Partant, l'ordonnance est confirmée en toutes ses dispositions.
Sur les dépens et les frais de procédure
Le sens de l'arrêt conduit à confirmer les dispositions du juge de la mise en état relatives aux dépens et frais irrépétibles.
La société Ciforbat, qui succombe en appel, est condamnée aux dépens de cet appel.

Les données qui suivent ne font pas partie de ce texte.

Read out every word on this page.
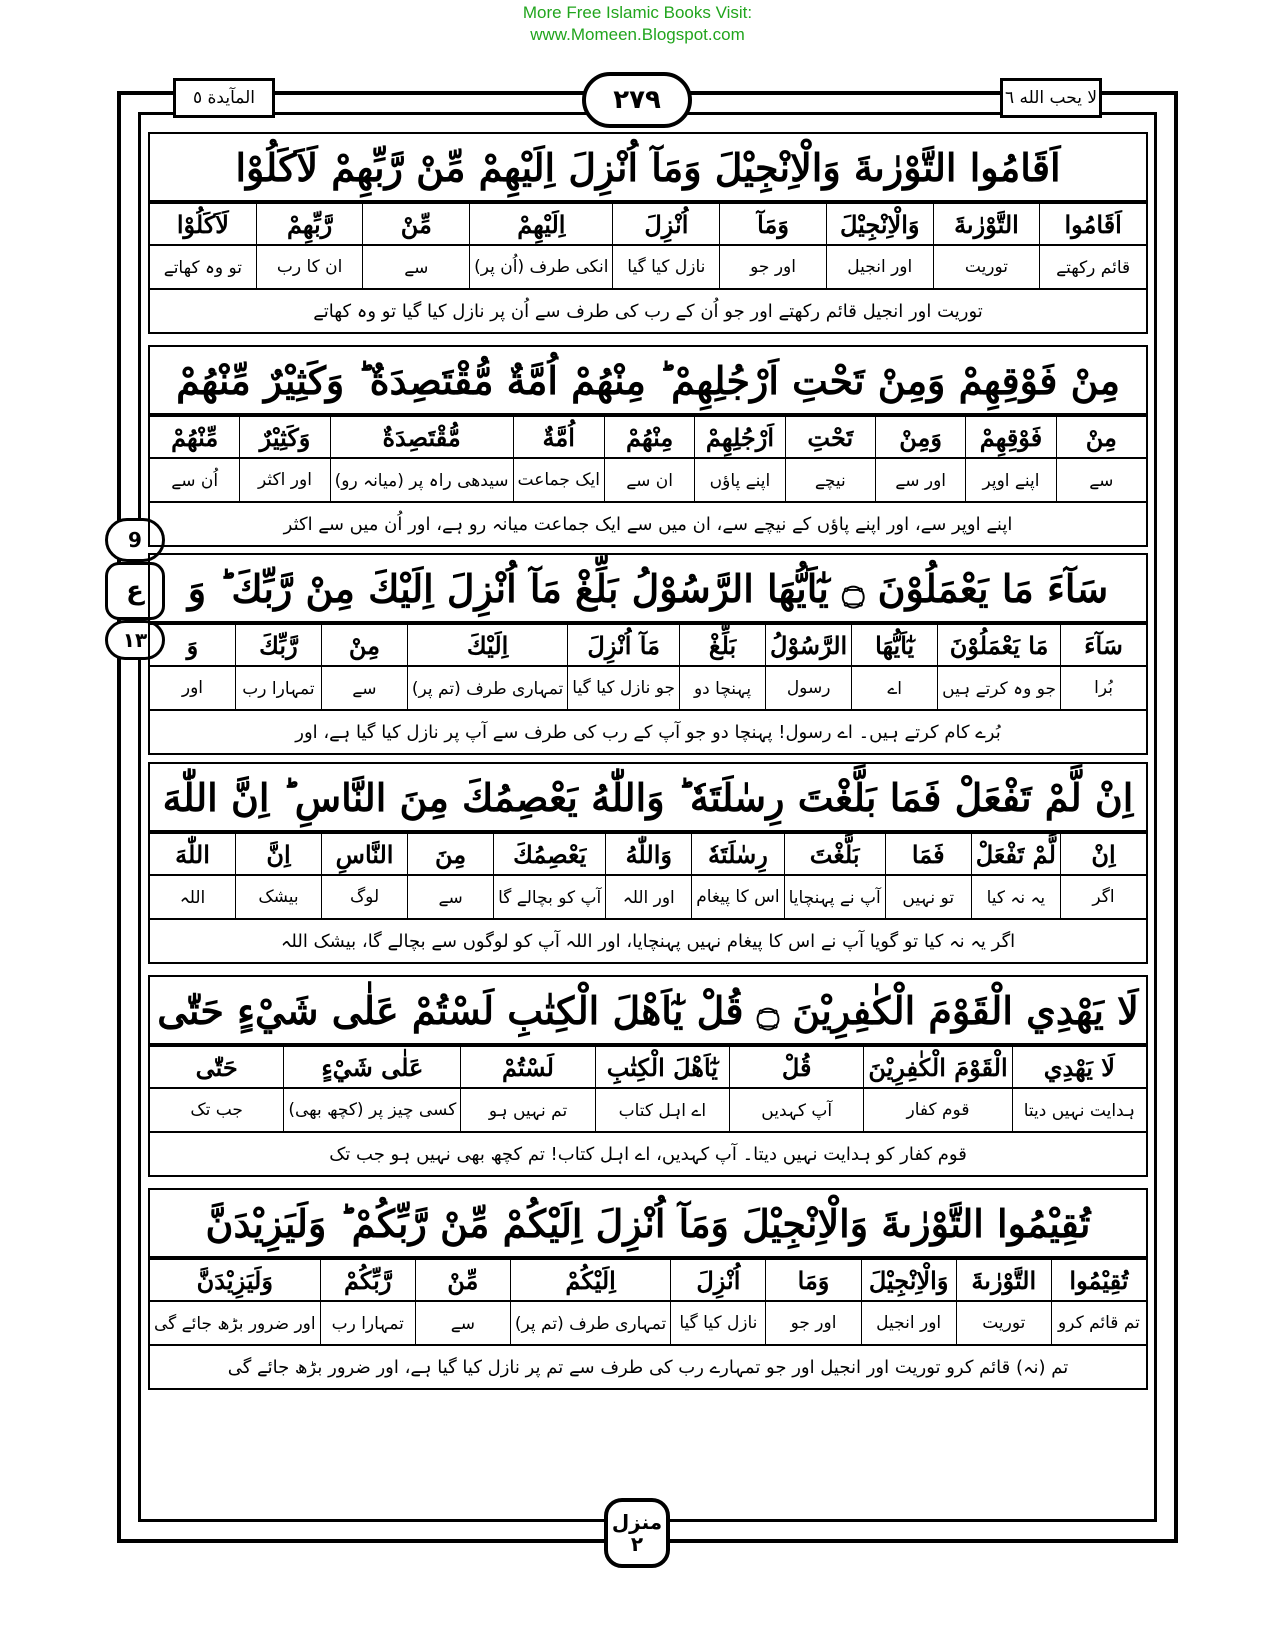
More Free Islamic Books Visit:
www.Momeen.Blogspot.com
المآيدة ٥	لا يحب الله ٦
۲۷۹
9
ع
۱۳
اَقَامُوا التَّوْرٰىةَ وَالْاِنْجِيْلَ وَمَآ اُنْزِلَ اِلَيْهِمْ مِّنْ رَّبِّهِمْ لَاَكَلُوْا
اَقَامُوا
قائم رکھتے
التَّوْرٰىةَ
توریت
وَالْاِنْجِيْلَ
اور انجیل
وَمَآ
اور جو
اُنْزِلَ
نازل کیا گیا
اِلَيْهِمْ
انکی طرف (اُن پر)
مِّنْ
سے
رَّبِّهِمْ
ان کا رب
لَاَكَلُوْا
تو وہ کھاتے
توریت اور انجیل قائم رکھتے اور جو اُن کے رب کی طرف سے اُن پر نازل کیا گیا تو وہ کھاتے
مِنْ فَوْقِهِمْ وَمِنْ تَحْتِ اَرْجُلِهِمْ ؕ مِنْهُمْ اُمَّةٌ مُّقْتَصِدَةٌ ؕ وَكَثِيْرٌ مِّنْهُمْ
مِنْ
سے
فَوْقِهِمْ
اپنے اوپر
وَمِنْ
اور سے
تَحْتِ
نیچے
اَرْجُلِهِمْ
اپنے پاؤں
مِنْهُمْ
ان سے
اُمَّةٌ
ایک جماعت
مُّقْتَصِدَةٌ
سیدھی راہ پر (میانہ رو)
وَكَثِيْرٌ
اور اکثر
مِّنْهُمْ
اُن سے
اپنے اوپر سے، اور اپنے پاؤں کے نیچے سے، ان میں سے ایک جماعت میانہ رو ہے، اور اُن میں سے اکثر
سَآءَ مَا يَعْمَلُوْنَ ۝ يٰٓاَيُّهَا الرَّسُوْلُ بَلِّغْ مَآ اُنْزِلَ اِلَيْكَ مِنْ رَّبِّكَ ؕ وَ
سَآءَ
بُرا
مَا يَعْمَلُوْنَ
جو وہ کرتے ہیں
يٰٓاَيُّهَا
اے
الرَّسُوْلُ
رسول
بَلِّغْ
پہنچا دو
مَآ اُنْزِلَ
جو نازل کیا گیا
اِلَيْكَ
تمہاری طرف (تم پر)
مِنْ
سے
رَّبِّكَ
تمہارا رب
وَ
اور
بُرے کام کرتے ہیں۔ اے رسول! پہنچا دو جو آپ کے رب کی طرف سے آپ پر نازل کیا گیا ہے، اور
اِنْ لَّمْ تَفْعَلْ فَمَا بَلَّغْتَ رِسٰلَتَهٗ ؕ وَاللّٰهُ يَعْصِمُكَ مِنَ النَّاسِ ؕ اِنَّ اللّٰهَ
اِنْ
اگر
لَّمْ تَفْعَلْ
یہ نہ کیا
فَمَا
تو نہیں
بَلَّغْتَ
آپ نے پہنچایا
رِسٰلَتَهٗ
اس کا پیغام
وَاللّٰهُ
اور اللہ
يَعْصِمُكَ
آپ کو بچالے گا
مِنَ
سے
النَّاسِ
لوگ
اِنَّ
بیشک
اللّٰهَ
اللہ
اگر یہ نہ کیا تو گویا آپ نے اس کا پیغام نہیں پہنچایا، اور اللہ آپ کو لوگوں سے بچالے گا، بیشک اللہ
لَا يَهْدِي الْقَوْمَ الْكٰفِرِيْنَ ۝ قُلْ يٰٓاَهْلَ الْكِتٰبِ لَسْتُمْ عَلٰى شَيْءٍ حَتّٰى
لَا يَهْدِي
ہدایت نہیں دیتا
الْقَوْمَ الْكٰفِرِيْنَ
قوم کفار
قُلْ
آپ کہدیں
يٰٓاَهْلَ الْكِتٰبِ
اے اہل کتاب
لَسْتُمْ
تم نہیں ہو
عَلٰى شَيْءٍ
کسی چیز پر (کچھ بھی)
حَتّٰى
جب تک
قوم کفار کو ہدایت نہیں دیتا۔ آپ کہدیں، اے اہل کتاب! تم کچھ بھی نہیں ہو جب تک
تُقِيْمُوا التَّوْرٰىةَ وَالْاِنْجِيْلَ وَمَآ اُنْزِلَ اِلَيْكُمْ مِّنْ رَّبِّكُمْ ؕ وَلَيَزِيْدَنَّ
تُقِيْمُوا
تم قائم کرو
التَّوْرٰىةَ
توریت
وَالْاِنْجِيْلَ
اور انجیل
وَمَا
اور جو
اُنْزِلَ
نازل کیا گیا
اِلَيْكُمْ
تمہاری طرف (تم پر)
مِّنْ
سے
رَّبِّكُمْ
تمہارا رب
وَلَيَزِيْدَنَّ
اور ضرور بڑھ جائے گی
تم (نہ) قائم کرو توریت اور انجیل اور جو تمہارے رب کی طرف سے تم پر نازل کیا گیا ہے، اور ضرور بڑھ جائے گی
منزل
۲
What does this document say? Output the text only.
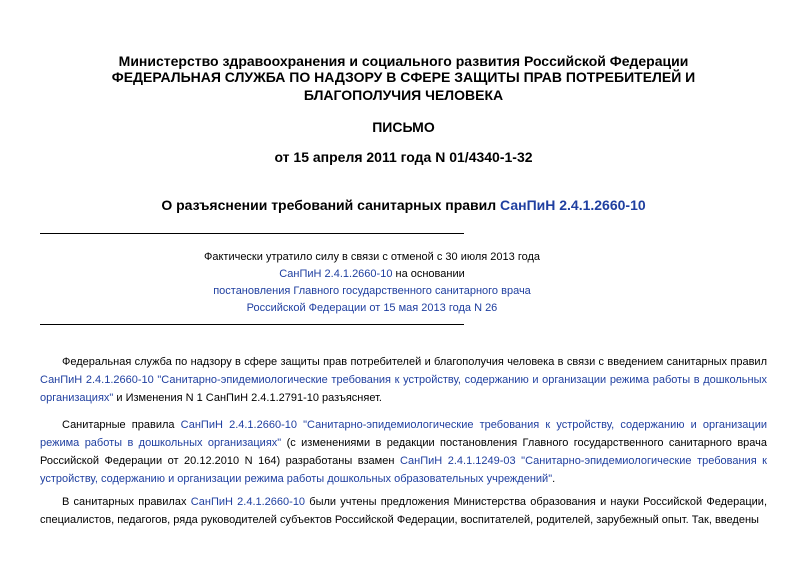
Министерство здравоохранения и социального развития Российской Федерации
ФЕДЕРАЛЬНАЯ СЛУЖБА ПО НАДЗОРУ В СФЕРЕ ЗАЩИТЫ ПРАВ ПОТРЕБИТЕЛЕЙ И БЛАГОПОЛУЧИЯ ЧЕЛОВЕКА
ПИСЬМО
от 15 апреля 2011 года N 01/4340-1-32
О разъяснении требований санитарных правил СанПиН 2.4.1.2660-10
Фактически утратило силу в связи с отменой с 30 июля 2013 года
СанПиН 2.4.1.2660-10 на основании
постановления Главного государственного санитарного врача
Российской Федерации от 15 мая 2013 года N 26
Федеральная служба по надзору в сфере защиты прав потребителей и благополучия человека в связи с введением санитарных правил СанПиН 2.4.1.2660-10 "Санитарно-эпидемиологические требования к устройству, содержанию и организации режима работы в дошкольных организациях" и Изменения N 1 СанПиН 2.4.1.2791-10 разъясняет.
Санитарные правила СанПиН 2.4.1.2660-10 "Санитарно-эпидемиологические требования к устройству, содержанию и организации режима работы в дошкольных организациях" (с изменениями в редакции постановления Главного государственного санитарного врача Российской Федерации от 20.12.2010 N 164) разработаны взамен СанПиН 2.4.1.1249-03 "Санитарно-эпидемиологические требования к устройству, содержанию и организации режима работы дошкольных образовательных учреждений".
В санитарных правилах СанПиН 2.4.1.2660-10 были учтены предложения Министерства образования и науки Российской Федерации, специалистов, педагогов, ряда руководителей субъектов Российской Федерации, воспитателей, родителей, зарубежный опыт. Так, введены
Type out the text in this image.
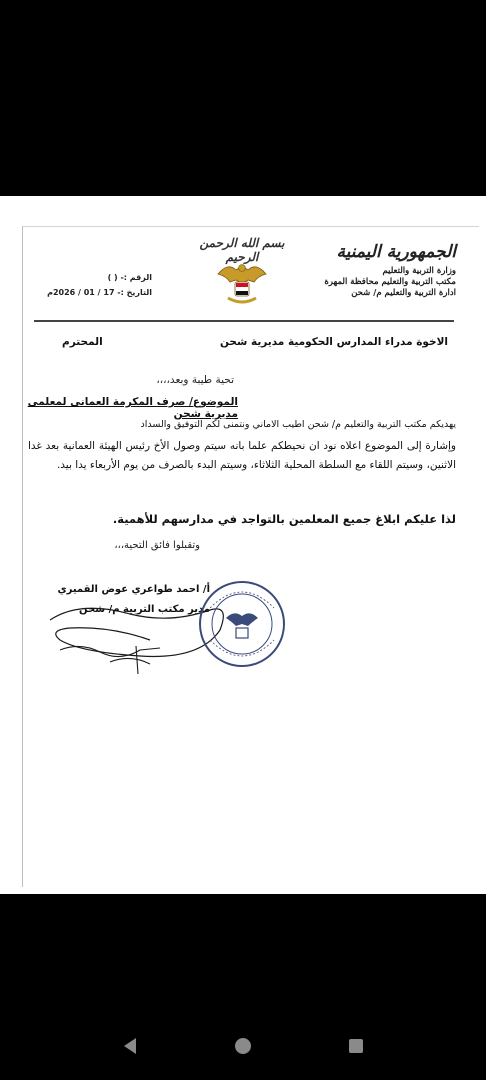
الجمهورية اليمنية
وزارة التربية والتعليم
مكتب التربية والتعليم محافظة المهرة
ادارة التربية والتعليم م/ شحن
بسم الله الرحمن الرحيم
الرقم :- ( )
التاريخ :- 17 / 01 / 2026م
الاخوة مدراء المدارس الحكومية مديرية شحن
المحترم
تحية طيبة وبعد،،،،
الموضوع/ صرف المكرمة العمانى لمعلمى مديرية شحن

يهديكم مكتب التربية والتعليم م/ شحن اطيب الاماني ونتمنى لكم التوفيق والسداد

وإشارة إلى الموضوع اعلاه نود ان نحيطكم علما بانه سيتم وصول الأخ رئيس الهيئة العمانية بعد غدا الاثنين، وسيتم اللقاء مع السلطة المحلية الثلاثاء، وسيتم البدء بالصرف من يوم الأربعاء يدا بيد.

لذا عليكم ابلاغ جميع المعلمين بالتواجد في مدارسهم للأهمية.
وتقبلوا فائق التحية،،،
أ/ احمد طواعري عوض القميري
مدير مكتب التربية م/ شحن
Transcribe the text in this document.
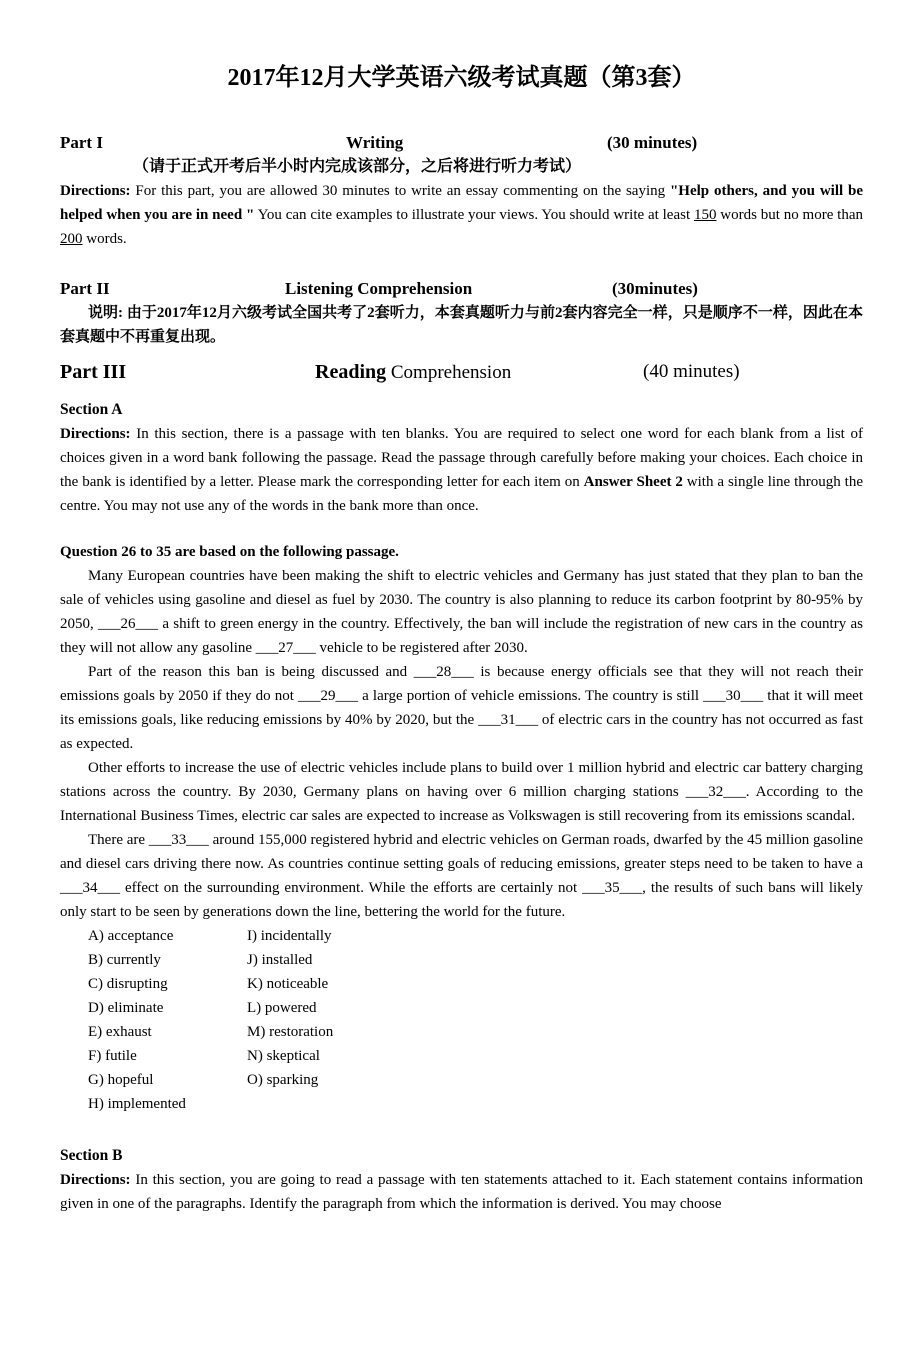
2017年12月大学英语六级考试真题（第3套）
Part I	Writing	(30 minutes)

（请于正式开考后半小时内完成该部分，之后将进行听力考试）

Directions: For this part, you are allowed 30 minutes to write an essay commenting on the saying "Help others, and you will be helped when you are in need " You can cite examples to illustrate your views. You should write at least 150 words but no more than 200 words.

Part II	Listening Comprehension	(30minutes)

说明: 由于2017年12月六级考试全国共考了2套听力，本套真题听力与前2套内容完全一样，只是顺序不一样，因此在本套真题中不再重复出现。

Part III	Reading Comprehension	(40 minutes)

Section A

Directions: In this section, there is a passage with ten blanks. You are required to select one word for each blank from a list of choices given in a word bank following the passage. Read the passage through carefully before making your choices. Each choice in the bank is identified by a letter. Please mark the corresponding letter for each item on Answer Sheet 2 with a single line through the centre. You may not use any of the words in the bank more than once.

Question 26 to 35 are based on the following passage.

Many European countries have been making the shift to electric vehicles and Germany has just stated that they plan to ban the sale of vehicles using gasoline and diesel as fuel by 2030. The country is also planning to reduce its carbon footprint by 80-95% by 2050, ___26___ a shift to green energy in the country. Effectively, the ban will include the registration of new cars in the country as they will not allow any gasoline ___27___ vehicle to be registered after 2030.

Part of the reason this ban is being discussed and ___28___ is because energy officials see that they will not reach their emissions goals by 2050 if they do not ___29___ a large portion of vehicle emissions. The country is still ___30___ that it will meet its emissions goals, like reducing emissions by 40% by 2020, but the ___31___ of electric cars in the country has not occurred as fast as expected.

Other efforts to increase the use of electric vehicles include plans to build over 1 million hybrid and electric car battery charging stations across the country. By 2030, Germany plans on having over 6 million charging stations ___32___. According to the International Business Times, electric car sales are expected to increase as Volkswagen is still recovering from its emissions scandal.

There are ___33___ around 155,000 registered hybrid and electric vehicles on German roads, dwarfed by the 45 million gasoline and diesel cars driving there now. As countries continue setting goals of reducing emissions, greater steps need to be taken to have a ___34___ effect on the surrounding environment. While the efforts are certainly not ___35___, the results of such bans will likely only start to be seen by generations down the line, bettering the world for the future.

A) acceptance	I) incidentally
B) currently	J) installed
C) disrupting	K) noticeable
D) eliminate	L) powered
E) exhaust	M) restoration
F) futile	N) skeptical
G) hopeful	O) sparking
H) implemented

Section B

Directions: In this section, you are going to read a passage with ten statements attached to it. Each statement contains information given in one of the paragraphs. Identify the paragraph from which the information is derived. You may choose
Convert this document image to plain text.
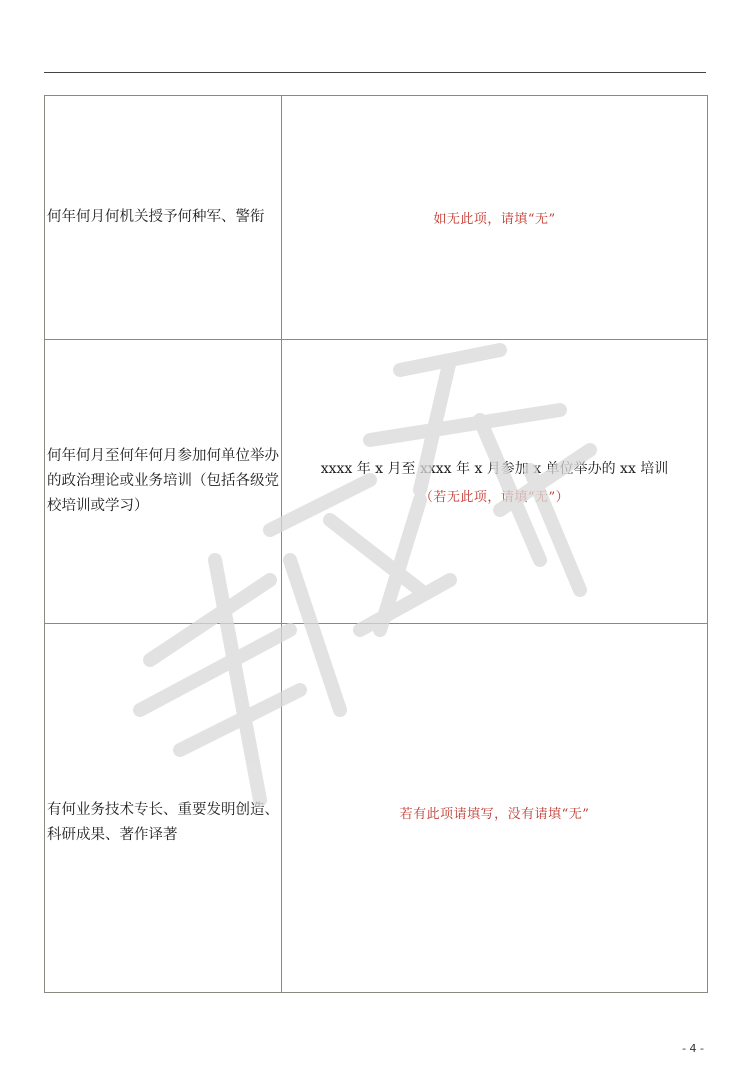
何年何月何机关授予何种军、警衔	如无此项，请填“无”

何年何月至何年何月参加何单位举办的政治理论或业务培训（包括各级党校培训或学习）	xxxx 年 x 月至 xxxx 年 x 月参加 x 单位举办的 xx 培训
（若无此项，请填“无”）

有何业务技术专长、重要发明创造、科研成果、著作译著	$_{若有此项请填写,没有请填“无”}$
- 4 -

Elle est également condamnée à payer aux époux [U] une somme de 2 000 euros par application de l'article 700 du code de procédure civile.
PAR CES MOTIFS
La cour,
Statuant après débats à l'audience publique, par arrêt contradictoire,
Déclare recevable la fin de non-recevoir tirée de la prescription ;
Confirme l'ordonnance du juge de la mise en état en toutes ses dispositions contestées ;
Y ajoutant,
Condamne la société Ciforbat aux entiers dépens de l'appel, dont distraction au profit de Me Marion Perrin, avocate, conformément à l'article 699 du code de procédure civile ;
Condamne la société Ciforbat à payer à M. [T] [U] et Mme [I] [Z] épouse [U] une somme de 2 000 euros en application de l'article 700 du code de procédure civile.
Prononcé par mise à disposition de l'arrêt au greffe de la cour, les parties en ayant été préalablement avisées dans les conditions prévues au deuxième alinéa de l'article 450 du code de procédure civile.
Signé par Madame Fabienne TROUILLER, Présidente et par Madame Jeannette BELROSE, Greffière, auquel la minute de la décision a été remise par le magistrat signataire.